The length of time that sexually active adolescents—particularly young men—plan to delay intercourse with new partners decreases as the importance they place on sex in romantic relationships increases.1 According to a study of 14-19-year-olds in San Francisco, the value that young women assign to intimacy, the value they place on health and their perceived risk of contracting a sexually transmitted disease (STD) are positively associated with the amount of time they plan to delay intercourse with their next main partner. Reported delays with most recent main and casual partners were generally shorter than intended delays with new partners.
The findings are based on data from 205 adolescents recruited at a public STD clinic in 1996-1998 who reported that they had ever had sex with both a main and a casual partner. (A main partner was defined as someone the adolescent was "serious about," and a casual partner was anyone who could not be described as "main.") Participants completed structured interviews that collected information on their demographic characteristics, perceived risk of STDs, STD status and condom use; the importance they placed on sex and intimacy in romantic relationships; and the importance they attached to various aspects of good health. Participants were also asked how long they had waited to initiate sex with their most recent main and casual partners, and how long they intended to wait with their next partner of each type.
The sample included 125 women and 80 men, whose mean age was 17.7; 37% were black, 22% white, 15% Hispanic, 11% Asian and 15% mixed-race. About half of participants' mothers had at least some postsecondary education.
The adolescents reported that they had waited longer to have sex with their most recent main partner than with their most recent casual partner (medians, one month and two weeks, respectively). Medians of past delay were shorter than those of intended delay both with main partners (one month vs. two months) and with casual partners (two weeks vs. one month). Significantly higher proportions of men than of women had delayed two weeks or less with their last casual partner (68% vs. 40%), and intended to delay 1-2 months or less with future main partners (65% vs. 46%) and one month or less with future casual partners (74% vs. 36%). The length of time adolescents had waited to have sex with their last main partner did not differ significantly by gender.
Bivariate correlations identified several possible predictors of intended delay with main partners: past delay with both types of partner, importance of health, importance of sex and perceived risk of STDs. Significant correlations were also found between intended delay with casual partners and past delay with both partner types, intended delay with new main partners, importance of health and perceived risk of STDs.
Psychosocial indicators of delay were further examined in logistic regressions, which controlled for demographic characteristics and STD-related attitudes and behaviors. Among male participants, the only psychosocial indicator that remained significant was the level of importance placed on sex in a relationship: Men's odds of intending to delay sex with main partners for at least two months decreased as the importance of sex increased (odds ratio, 0.4). Among female participants, the importance of sex was associated with shorter intended delays, with both main partners (0.5) and casual partners (0.4). No other variables were significantly linked to intended delays in casual relationships, but the more value women placed on intimacy in a relationship and on health, the higher their odds of intending to delay for two or more months with their next main partner (3.8 and 2.5, respectively). Perceived risk of STDs also continued to be a significant predictor of women's intentions to wait two or more months with a new main partner (1.1).

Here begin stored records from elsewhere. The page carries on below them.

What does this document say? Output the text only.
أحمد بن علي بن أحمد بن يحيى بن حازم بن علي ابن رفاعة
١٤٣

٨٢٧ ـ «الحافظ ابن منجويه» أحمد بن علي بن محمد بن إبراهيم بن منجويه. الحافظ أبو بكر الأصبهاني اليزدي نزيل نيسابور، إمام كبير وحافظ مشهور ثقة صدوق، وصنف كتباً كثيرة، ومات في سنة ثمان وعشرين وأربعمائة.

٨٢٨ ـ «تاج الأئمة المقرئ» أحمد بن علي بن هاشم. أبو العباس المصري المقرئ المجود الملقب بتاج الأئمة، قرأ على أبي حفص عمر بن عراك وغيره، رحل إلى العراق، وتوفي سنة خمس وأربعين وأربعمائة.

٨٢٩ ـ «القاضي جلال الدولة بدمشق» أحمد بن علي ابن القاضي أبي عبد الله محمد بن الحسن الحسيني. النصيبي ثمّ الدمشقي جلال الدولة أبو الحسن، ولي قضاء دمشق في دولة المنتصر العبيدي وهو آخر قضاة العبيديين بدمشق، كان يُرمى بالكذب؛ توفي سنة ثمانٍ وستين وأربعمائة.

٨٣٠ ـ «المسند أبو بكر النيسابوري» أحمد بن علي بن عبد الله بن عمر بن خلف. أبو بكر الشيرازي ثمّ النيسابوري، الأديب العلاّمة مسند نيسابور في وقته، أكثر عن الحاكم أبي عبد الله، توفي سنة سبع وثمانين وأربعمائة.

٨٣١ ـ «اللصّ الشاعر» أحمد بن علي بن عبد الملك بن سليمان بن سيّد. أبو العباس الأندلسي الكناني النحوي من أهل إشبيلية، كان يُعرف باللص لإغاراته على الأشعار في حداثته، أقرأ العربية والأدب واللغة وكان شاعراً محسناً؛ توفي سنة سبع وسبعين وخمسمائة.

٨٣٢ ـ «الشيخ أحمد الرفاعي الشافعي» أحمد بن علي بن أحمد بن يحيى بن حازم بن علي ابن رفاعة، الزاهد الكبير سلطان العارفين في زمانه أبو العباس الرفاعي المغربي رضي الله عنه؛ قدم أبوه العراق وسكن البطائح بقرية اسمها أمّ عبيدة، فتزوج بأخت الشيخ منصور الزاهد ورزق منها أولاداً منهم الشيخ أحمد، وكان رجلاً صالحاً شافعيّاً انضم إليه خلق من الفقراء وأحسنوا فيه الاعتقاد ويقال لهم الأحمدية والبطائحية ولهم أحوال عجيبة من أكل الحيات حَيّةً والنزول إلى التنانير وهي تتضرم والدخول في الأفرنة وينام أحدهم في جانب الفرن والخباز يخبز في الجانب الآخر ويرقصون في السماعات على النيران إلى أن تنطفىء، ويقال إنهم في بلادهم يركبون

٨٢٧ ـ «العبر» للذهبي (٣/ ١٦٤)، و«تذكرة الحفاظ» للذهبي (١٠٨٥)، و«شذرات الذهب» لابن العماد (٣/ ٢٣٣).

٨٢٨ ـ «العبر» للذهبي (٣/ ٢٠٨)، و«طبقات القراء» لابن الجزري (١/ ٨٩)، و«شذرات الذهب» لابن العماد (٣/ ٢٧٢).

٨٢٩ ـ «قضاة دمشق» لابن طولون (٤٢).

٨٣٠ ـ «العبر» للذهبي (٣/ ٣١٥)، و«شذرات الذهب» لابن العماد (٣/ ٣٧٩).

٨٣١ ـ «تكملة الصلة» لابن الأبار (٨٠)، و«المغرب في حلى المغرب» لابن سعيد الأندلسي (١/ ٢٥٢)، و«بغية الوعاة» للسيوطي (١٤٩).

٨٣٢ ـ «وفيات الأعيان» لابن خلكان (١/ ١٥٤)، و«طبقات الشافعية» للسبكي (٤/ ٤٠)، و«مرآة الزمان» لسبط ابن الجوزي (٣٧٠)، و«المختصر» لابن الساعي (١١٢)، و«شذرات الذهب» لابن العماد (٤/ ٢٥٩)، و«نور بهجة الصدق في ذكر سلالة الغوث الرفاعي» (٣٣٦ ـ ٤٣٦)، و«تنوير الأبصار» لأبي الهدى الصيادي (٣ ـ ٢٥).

The researchers note that the study may not be generalizable to other adolescent populations and point out that the definition of certain variables may have affected the findings. They conclude that interventions that encourage sexually active adolescents to postpone intercourse with new partners should seek to increase the value that young people place on health and strengthen their awareness of the STD risks associated with having sex with a main partner. Moreover, they say, "directly addressing the value of sex and intimacy in primary sexual relationships and providing education on alternative ways of being sexual and satisfying intimacy needs...will allow adolescents of both sexes to identify healthier choices and encourage longer delays with main partners."
—R. MacLean
Reference
1. Rosengard C et al., Perceived STD risk, relationship, and health values in adolescents' delaying sexual intercourse with new partners, Sexually Transmitted Infections, 2004, 80(2):130-137.